Risk Scoring

A key aspect of IP intelligence is risk scoring. Assigning a numerical value to behavior has many benefits; however, it also has drawbacks. While we provide a risk score through our API, we want to be transparent about how it is calculated, its drawbacks, and how you can build a more intelligent system internally.

Synthient uses the following data sources when assigning a risk score.

  • Behavioral: Device clustering on an IP address from torrenting and browsing traffic.
  • Residential Proxy, VPN, and other Anonymized Indicators.
  • Honeypots: Exploit scanning, credential stuffing, and phishing data.

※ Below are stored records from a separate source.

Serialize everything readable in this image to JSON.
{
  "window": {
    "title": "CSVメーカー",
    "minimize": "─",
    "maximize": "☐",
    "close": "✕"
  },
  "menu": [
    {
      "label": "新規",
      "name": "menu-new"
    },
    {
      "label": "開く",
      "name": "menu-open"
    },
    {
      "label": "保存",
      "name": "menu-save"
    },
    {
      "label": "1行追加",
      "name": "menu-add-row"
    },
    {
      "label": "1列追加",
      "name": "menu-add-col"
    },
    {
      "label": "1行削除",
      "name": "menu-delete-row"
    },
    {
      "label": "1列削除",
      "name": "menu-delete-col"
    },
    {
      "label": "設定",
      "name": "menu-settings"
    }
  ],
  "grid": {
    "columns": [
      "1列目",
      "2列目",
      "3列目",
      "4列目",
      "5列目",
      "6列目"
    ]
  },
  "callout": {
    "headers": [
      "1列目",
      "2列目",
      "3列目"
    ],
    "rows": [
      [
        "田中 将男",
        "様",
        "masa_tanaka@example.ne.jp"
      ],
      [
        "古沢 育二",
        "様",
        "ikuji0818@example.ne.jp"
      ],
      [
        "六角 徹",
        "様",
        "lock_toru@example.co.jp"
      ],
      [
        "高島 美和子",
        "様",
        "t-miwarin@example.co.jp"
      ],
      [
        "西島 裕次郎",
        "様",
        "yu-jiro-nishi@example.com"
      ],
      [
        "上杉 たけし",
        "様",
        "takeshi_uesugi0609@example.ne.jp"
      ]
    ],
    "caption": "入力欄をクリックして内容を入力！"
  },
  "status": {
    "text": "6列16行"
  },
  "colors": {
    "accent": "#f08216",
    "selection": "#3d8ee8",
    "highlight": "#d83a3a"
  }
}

We encourage all enterprise clients to use their own internal scoring system for a variety of reasons:

  • Every use case is different: whether you are trying to stop large-scale bot farms or mitigate DDoS attacks, the risk can vary significantly. You may notice that certain proxy providers target your platform more aggressively than others.
  • Context is everything: in most scenarios, you’ll have additional context that we lack. Our risk score will lack important context on data that we may not have visibility into.
  • Lacking granularity

Building a Risk Scoring Engine

The following contains key considerations for customers using the enterprise data.

Handling Residential Proxies

Due to the nature of residential proxies, they have a short lifespan and are also used by legitimate users. A common challenge for teams working on residential proxy detection is distinguishing fraudulent from legitimate traffic. To reduce the number of false positives, we encourage using the Firehose in combination with an expiring cache-based system. Clients may want to take a more aggressive approach that reduces false positives by filtering all observed proxies within a 5-10-minute window. Clients are advised to use additional detection signals alongside the main data for improved accuracy.

Working with VPNs and Static Proxies

As part of the Bulk Feeds product, clients can export IP addresses and ranges associated with ISP/Datacenter proxies and VPNs. ISP and Datacenter proxies are used exclusively for automated behavior and should be treated as either outright or high risk. VPNs are more complicated and should be treated as medium to high risk in most scenarios.

Using Device Clustering

Synthient receives browsing data from 3rd parties. This data allows for finding device clusters on a single IP address or known bad TLS fingerprints. This data is used in the risk score, with a penalty similar to the residential proxy frequency used.